Older blog entries for cm (starting at number 0)

The more I look at it and learn about it, the more I believe my ideal software engineering environment would look a lot like the Mozilla Project. They have a community with multiple modes of communication (web, newsgroups, email, chat). Bugzilla is an excellent defect tracking system that doubles as another form of communication among developers and between developers and QA engineers. A well-done accessible and web-viewable CVS source code repository (either lxr or bonsai are good interfaces) complements the usual source code tools.
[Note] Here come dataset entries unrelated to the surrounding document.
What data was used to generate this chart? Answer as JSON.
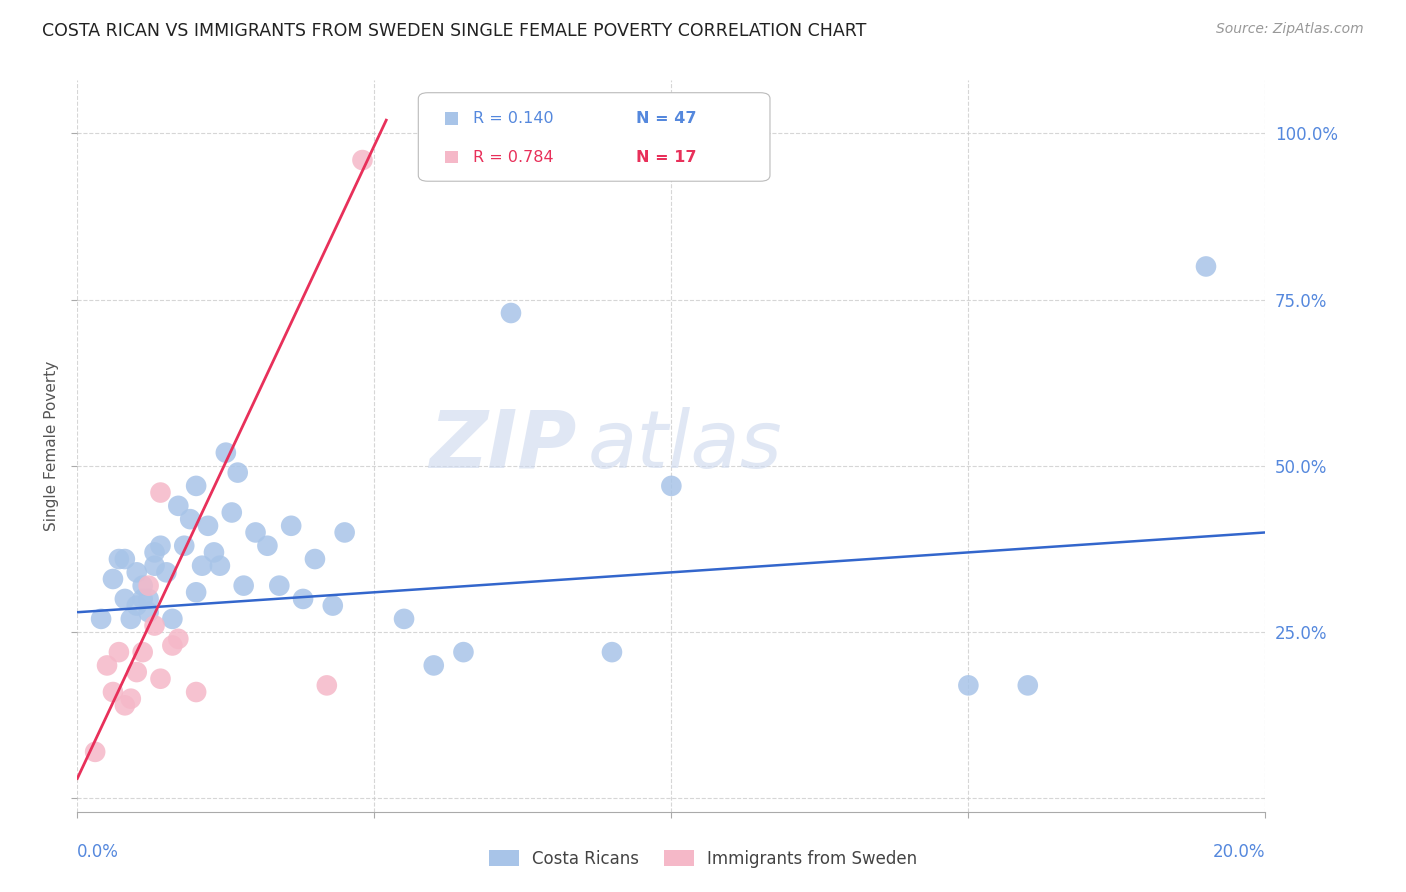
{
  "title": "COSTA RICAN VS IMMIGRANTS FROM SWEDEN SINGLE FEMALE POVERTY CORRELATION CHART",
  "source": "Source: ZipAtlas.com",
  "ylabel": "Single Female Poverty",
  "xlim": [
    0.0,
    0.2
  ],
  "ylim": [
    -0.02,
    1.08
  ],
  "watermark_zip": "ZIP",
  "watermark_atlas": "atlas",
  "blue_color": "#a8c4e8",
  "pink_color": "#f5b8c8",
  "line_blue": "#3366cc",
  "line_pink": "#e8305a",
  "grid_color": "#cccccc",
  "axis_label_color": "#5588dd",
  "legend_r1": "R = 0.140",
  "legend_n1": "N = 47",
  "legend_r2": "R = 0.784",
  "legend_n2": "N = 17",
  "blue_scatter_x": [
    0.004,
    0.006,
    0.007,
    0.008,
    0.008,
    0.009,
    0.01,
    0.01,
    0.011,
    0.011,
    0.012,
    0.012,
    0.013,
    0.013,
    0.014,
    0.015,
    0.016,
    0.017,
    0.018,
    0.019,
    0.02,
    0.02,
    0.021,
    0.022,
    0.023,
    0.024,
    0.025,
    0.026,
    0.027,
    0.028,
    0.03,
    0.032,
    0.034,
    0.036,
    0.038,
    0.04,
    0.043,
    0.045,
    0.055,
    0.06,
    0.065,
    0.073,
    0.09,
    0.1,
    0.15,
    0.16,
    0.19
  ],
  "blue_scatter_y": [
    0.27,
    0.33,
    0.36,
    0.3,
    0.36,
    0.27,
    0.29,
    0.34,
    0.32,
    0.3,
    0.3,
    0.28,
    0.35,
    0.37,
    0.38,
    0.34,
    0.27,
    0.44,
    0.38,
    0.42,
    0.47,
    0.31,
    0.35,
    0.41,
    0.37,
    0.35,
    0.52,
    0.43,
    0.49,
    0.32,
    0.4,
    0.38,
    0.32,
    0.41,
    0.3,
    0.36,
    0.29,
    0.4,
    0.27,
    0.2,
    0.22,
    0.73,
    0.22,
    0.47,
    0.17,
    0.17,
    0.8
  ],
  "pink_scatter_x": [
    0.003,
    0.005,
    0.006,
    0.007,
    0.008,
    0.009,
    0.01,
    0.011,
    0.012,
    0.013,
    0.014,
    0.014,
    0.016,
    0.017,
    0.02,
    0.042,
    0.048
  ],
  "pink_scatter_y": [
    0.07,
    0.2,
    0.16,
    0.22,
    0.14,
    0.15,
    0.19,
    0.22,
    0.32,
    0.26,
    0.18,
    0.46,
    0.23,
    0.24,
    0.16,
    0.17,
    0.96
  ],
  "blue_trend_x": [
    0.0,
    0.2
  ],
  "blue_trend_y": [
    0.28,
    0.4
  ],
  "pink_trend_x": [
    0.0,
    0.052
  ],
  "pink_trend_y": [
    0.03,
    1.02
  ]
}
Perhaps most importantly, the tinderbox, which continously builds Mozilla on Mac, including both OSX and 9.x Windows, and Linux. For all three platforms there is a clean build and an incremental build, plus there's the ports tinderbox which adds another dozen not-quite-supported builds on a variety of common and uncommon platforms.

But best of all is how Bugzilla, Tinderbox, Bonsai and the communications media all work together. On the Tinderbox, every checkin is logged against the build where the change appeared, and the who and what of the change is a link away to Bonsai. In the change entries, bug numbers link back to the entry in Bugzilla, comments in Bugzilla entries can include attachments of patches, screenshots, stackdumps, or any other supporting documents. The irc chat system has a bot which knows about Bugzilla bug numbers and the tinderbox status even!